The group believes the keys to safely reopening the economy are to test, trace, and self-isolate. Specifically, they wrote, it’s paramount “to be able to provide broad, timely testing for COVID-19; diagnose COVID-19 positive cases; enable infected individuals to self-isolate at home or voluntarily in other facilities (if home is not a safe option or if the individual is unsheltered); trace and alert those who have been exposed to an infected individual; and enable those exposed contacts to voluntarily self-isolate for 14 days after their last exposure to the infected person.”

This approach, they contend, maximizes the chance new infections get contained before they turn into rapidly growing new outbreaks.

Improved testing and capacity “can only be accomplished with the availability of adequate supplies and approvals of new high-speed, high-quality, fast tests by the FDA,” they wrote.
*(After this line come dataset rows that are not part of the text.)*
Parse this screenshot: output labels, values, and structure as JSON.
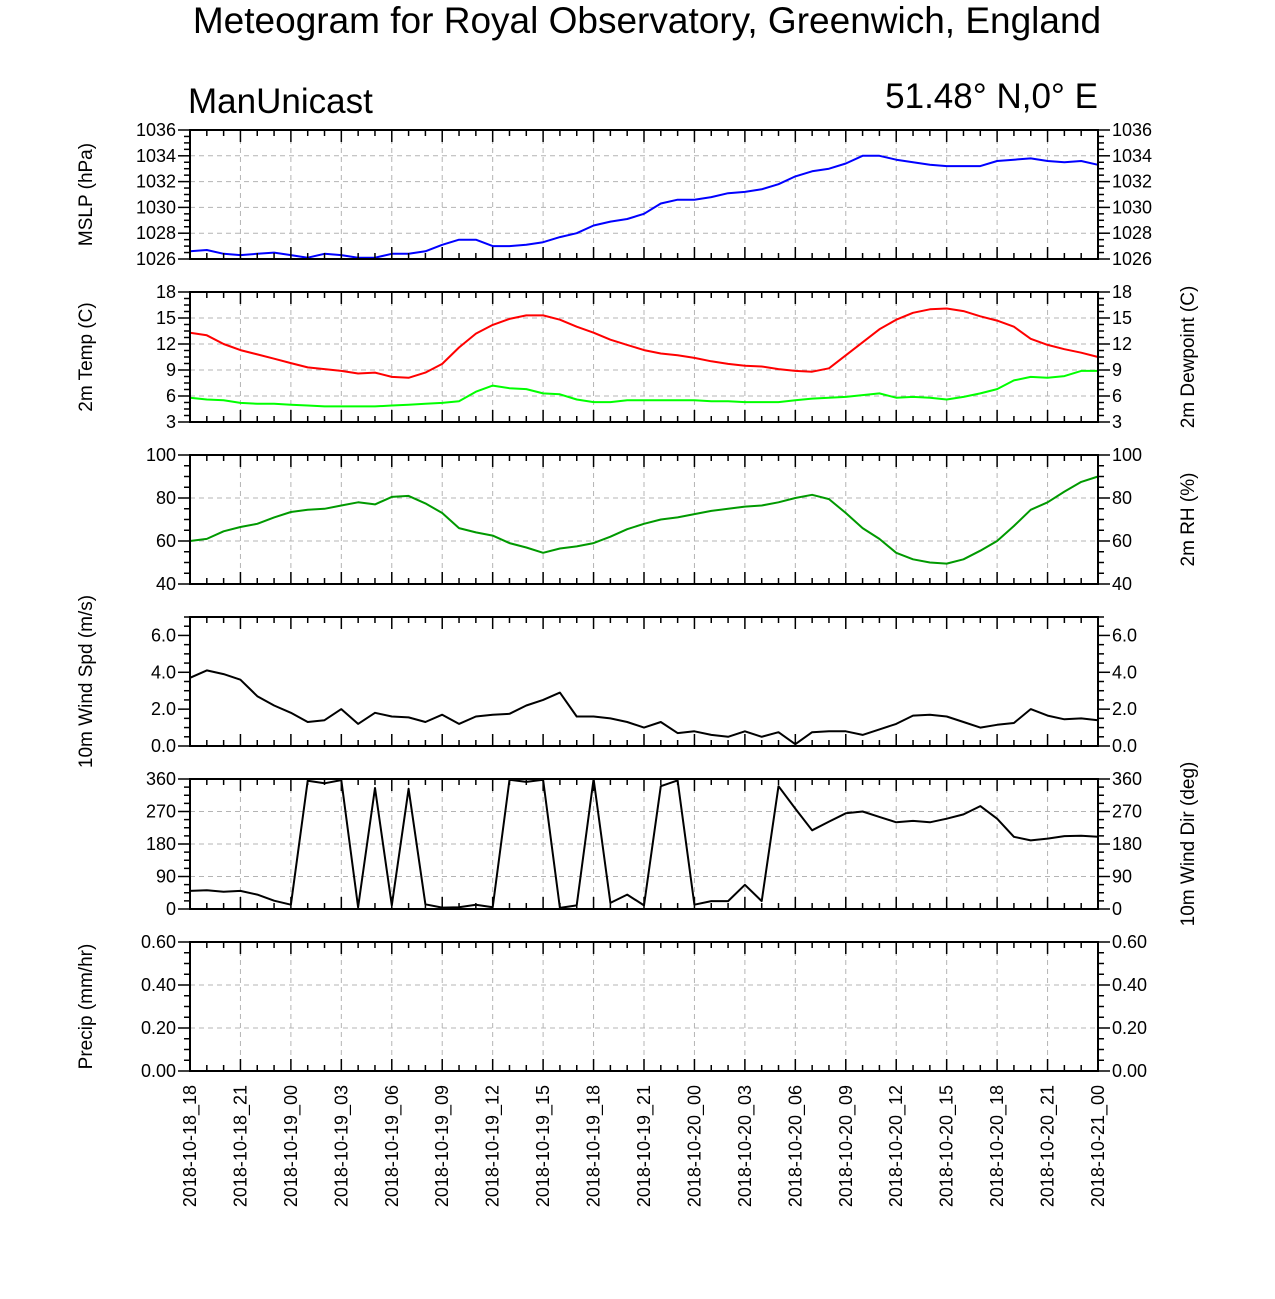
{
  "title": "Meteogram for Royal Observatory, Greenwich, England",
  "model_label": "ManUnicast",
  "location_label": "51.48° N,0° E",
  "x_tick_labels": [
    "2018-10-18_18",
    "2018-10-18_21",
    "2018-10-19_00",
    "2018-10-19_03",
    "2018-10-19_06",
    "2018-10-19_09",
    "2018-10-19_12",
    "2018-10-19_15",
    "2018-10-19_18",
    "2018-10-19_21",
    "2018-10-20_00",
    "2018-10-20_03",
    "2018-10-20_06",
    "2018-10-20_09",
    "2018-10-20_12",
    "2018-10-20_15",
    "2018-10-20_18",
    "2018-10-20_21",
    "2018-10-21_00"
  ],
  "chart_data": [
    {
      "type": "line",
      "ylabel": "MSLP (hPa)",
      "ylim": [
        1026,
        1036
      ],
      "yticks": [
        "1026",
        "1028",
        "1030",
        "1032",
        "1034",
        "1036"
      ],
      "grid": true,
      "series": [
        {
          "color": "#0000ff",
          "values": [
            1026.6,
            1026.7,
            1026.4,
            1026.3,
            1026.4,
            1026.5,
            1026.3,
            1026.1,
            1026.4,
            1026.3,
            1026.1,
            1026.1,
            1026.4,
            1026.4,
            1026.6,
            1027.1,
            1027.5,
            1027.5,
            1027.0,
            1027.0,
            1027.1,
            1027.3,
            1027.7,
            1028.0,
            1028.6,
            1028.9,
            1029.1,
            1029.5,
            1030.3,
            1030.6,
            1030.6,
            1030.8,
            1031.1,
            1031.2,
            1031.4,
            1031.8,
            1032.4,
            1032.8,
            1033.0,
            1033.4,
            1034.0,
            1034.0,
            1033.7,
            1033.5,
            1033.3,
            1033.2,
            1033.2,
            1033.2,
            1033.6,
            1033.7,
            1033.8,
            1033.6,
            1033.5,
            1033.6,
            1033.3
          ]
        }
      ]
    },
    {
      "type": "line",
      "ylabel": "2m Temp (C)",
      "ylabel_right": "2m Dewpoint (C)",
      "ylim": [
        3,
        18
      ],
      "yticks": [
        "3",
        "6",
        "9",
        "12",
        "15",
        "18"
      ],
      "grid": true,
      "series": [
        {
          "color": "#ff0000",
          "values": [
            13.3,
            13.0,
            12.0,
            11.3,
            10.8,
            10.3,
            9.8,
            9.3,
            9.1,
            8.9,
            8.6,
            8.7,
            8.2,
            8.1,
            8.7,
            9.7,
            11.6,
            13.2,
            14.2,
            14.9,
            15.3,
            15.3,
            14.8,
            14.0,
            13.3,
            12.5,
            11.9,
            11.3,
            10.9,
            10.7,
            10.4,
            10.0,
            9.7,
            9.5,
            9.4,
            9.1,
            8.9,
            8.8,
            9.2,
            10.7,
            12.2,
            13.7,
            14.8,
            15.6,
            16.0,
            16.1,
            15.8,
            15.2,
            14.7,
            14.0,
            12.6,
            11.9,
            11.4,
            11.0,
            10.5
          ]
        },
        {
          "color": "#00ff00",
          "values": [
            5.8,
            5.6,
            5.5,
            5.2,
            5.1,
            5.1,
            5.0,
            4.9,
            4.8,
            4.8,
            4.8,
            4.8,
            4.9,
            5.0,
            5.1,
            5.2,
            5.4,
            6.5,
            7.2,
            6.9,
            6.8,
            6.3,
            6.2,
            5.6,
            5.3,
            5.3,
            5.5,
            5.5,
            5.5,
            5.5,
            5.5,
            5.4,
            5.4,
            5.3,
            5.3,
            5.3,
            5.5,
            5.7,
            5.8,
            5.9,
            6.1,
            6.3,
            5.8,
            5.9,
            5.8,
            5.6,
            5.9,
            6.3,
            6.8,
            7.8,
            8.2,
            8.1,
            8.3,
            8.9,
            8.9
          ]
        }
      ]
    },
    {
      "type": "line",
      "ylabel": "",
      "ylabel_right": "2m RH (%)",
      "ylim": [
        40,
        100
      ],
      "yticks": [
        "40",
        "60",
        "80",
        "100"
      ],
      "grid": true,
      "series": [
        {
          "color": "#009900",
          "values": [
            60,
            61,
            64.5,
            66.5,
            68,
            71,
            73.5,
            74.5,
            75,
            76.5,
            78,
            77,
            80.5,
            81,
            77.5,
            73,
            66,
            64,
            62.5,
            59,
            57,
            54.5,
            56.5,
            57.5,
            59,
            62,
            65.5,
            68,
            70,
            71,
            72.5,
            74,
            75,
            76,
            76.5,
            78,
            80,
            81.5,
            79.5,
            73,
            66,
            61,
            54.5,
            51.5,
            50,
            49.5,
            51.5,
            55.5,
            60,
            67,
            74.5,
            78,
            83,
            87.5,
            90
          ]
        }
      ]
    },
    {
      "type": "line",
      "ylabel": "10m Wind Spd (m/s)",
      "ylim": [
        0,
        7
      ],
      "yticks": [
        "0.0",
        "2.0",
        "4.0",
        "6.0"
      ],
      "grid": false,
      "series": [
        {
          "color": "#000000",
          "values": [
            3.7,
            4.1,
            3.9,
            3.6,
            2.7,
            2.2,
            1.8,
            1.3,
            1.4,
            2.0,
            1.2,
            1.8,
            1.6,
            1.55,
            1.3,
            1.7,
            1.2,
            1.6,
            1.7,
            1.75,
            2.2,
            2.5,
            2.9,
            1.6,
            1.6,
            1.5,
            1.3,
            1.0,
            1.3,
            0.7,
            0.8,
            0.6,
            0.5,
            0.8,
            0.5,
            0.75,
            0.1,
            0.75,
            0.8,
            0.8,
            0.6,
            0.9,
            1.2,
            1.65,
            1.7,
            1.6,
            1.3,
            1.0,
            1.15,
            1.25,
            2.0,
            1.65,
            1.45,
            1.5,
            1.4
          ]
        }
      ]
    },
    {
      "type": "line",
      "ylabel": "",
      "ylabel_right": "10m Wind Dir (deg)",
      "ylim": [
        0,
        360
      ],
      "yticks": [
        "0",
        "90",
        "180",
        "270",
        "360"
      ],
      "grid": true,
      "series": [
        {
          "color": "#000000",
          "values": [
            50,
            52,
            48,
            50,
            40,
            23,
            12,
            355,
            348,
            357,
            5,
            335,
            10,
            333,
            13,
            4,
            5,
            12,
            5,
            358,
            352,
            358,
            3,
            10,
            360,
            17,
            40,
            10,
            340,
            356,
            12,
            22,
            22,
            67,
            22,
            340,
            278,
            218,
            242,
            265,
            270,
            255,
            240,
            244,
            240,
            250,
            262,
            285,
            250,
            200,
            190,
            195,
            202,
            203,
            200
          ]
        }
      ]
    },
    {
      "type": "line",
      "ylabel": "Precip (mm/hr)",
      "ylim": [
        0,
        0.6
      ],
      "yticks": [
        "0.00",
        "0.20",
        "0.40",
        "0.60"
      ],
      "grid": true,
      "series": []
    }
  ]
}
As such, they believe Congress must “take swift action in upcoming legislation to give states the funding necessary to scale up our nation’s contact tracing ability and support voluntary self-isolation of infected and exposed individuals.”

Regarding contact tracing and self-isolation, the group wrote that the “existing public health system is currently capable of providing only a fraction of the contact tracing and voluntary self-isolation capacity required to meet the COVID-19 challenge. The country must establish a workforce and support investments to track and contain the spread of the virus, which in turn, would have the added benefit of acting as an economic stimulus and creator of new jobs.”

The group’s funding plan falls under four categories:

  • Expansion of the contact tracing workforce: Here, they call for $12 billion in funding, a number they came up with by estimating the contact tracing workload per case and multiplying that by the number of daily cases. To this end, they estimate the necessary contract tracing workforce needs to be expanded by 180,000 until a safe and effective vaccine is on the market. They noted that contact tracing efforts in Massachusetts demonstrate that lay people can quickly be hired and trained, with 15,000 applications submitted for 1,000 positions within two weeks.
  • Voluntary self-isolation facilities utilizing vacant hotels: The leaders believe that individuals need to be offered the opportunity to self-isolate for up to two weeks if they are unable to do so in their homes. They point to “substantial evidence that providing a voluntary option to safely isolate will help to dramatically reduce spread of infection to one’s family and therefore the spread of infection overall.” They estimate that 14 percent of infected individuals and exposed contacts will need such an option, and point out that hotels are largely sitting idle at present and can provide local options for such voluntary self-isolation sites.  The total funding is estimated for this initiative is $4.5 billion.
  • Income support for voluntary self-isolation: This is by far the biggest funding bucket. The group wrote that we must offer “income support to individuals for whom loss of income during 14 days of voluntary self-isolation represents a prohibitive barrier to being able to self-isolate.” This support, which they estimate will require approximately $30 billion in funding over the course of 18 months, will be needed for some 40 percent of individuals who will get a $50 stipend per day.
  • Primary care provider referrals: The group contends that primary care physicians should be a referral source for testing and contact tracing. “While additional dollars don’t need to be allocated from Congress at this time, Congress should take steps to ensure the health of primary care practices and Medicare should establish a referral payment code for referring patients who test positive for Coronavirus to the proper contact tracing resources,” they said.

In total, the $46.5 billion in estimated funding will be “required to successfully contain the virus spread,” the health leaders attested. “We propose Congress authorize and appropriate this funding in the form of block grants to states and territories twice annually based on plans they submit to the Department of Health & Human Services with their projected case counts, testing capabilities, and as they are available, data tools for functions such as immunization tracking. All unspent funds returned to the federal Treasury at the time a vaccine is widely available and the virus contained.” They added that states should also have the ability to use up to 10 percent of the funding for expenses directly supporting the success of this effort, such as training, public communications, and food delivery.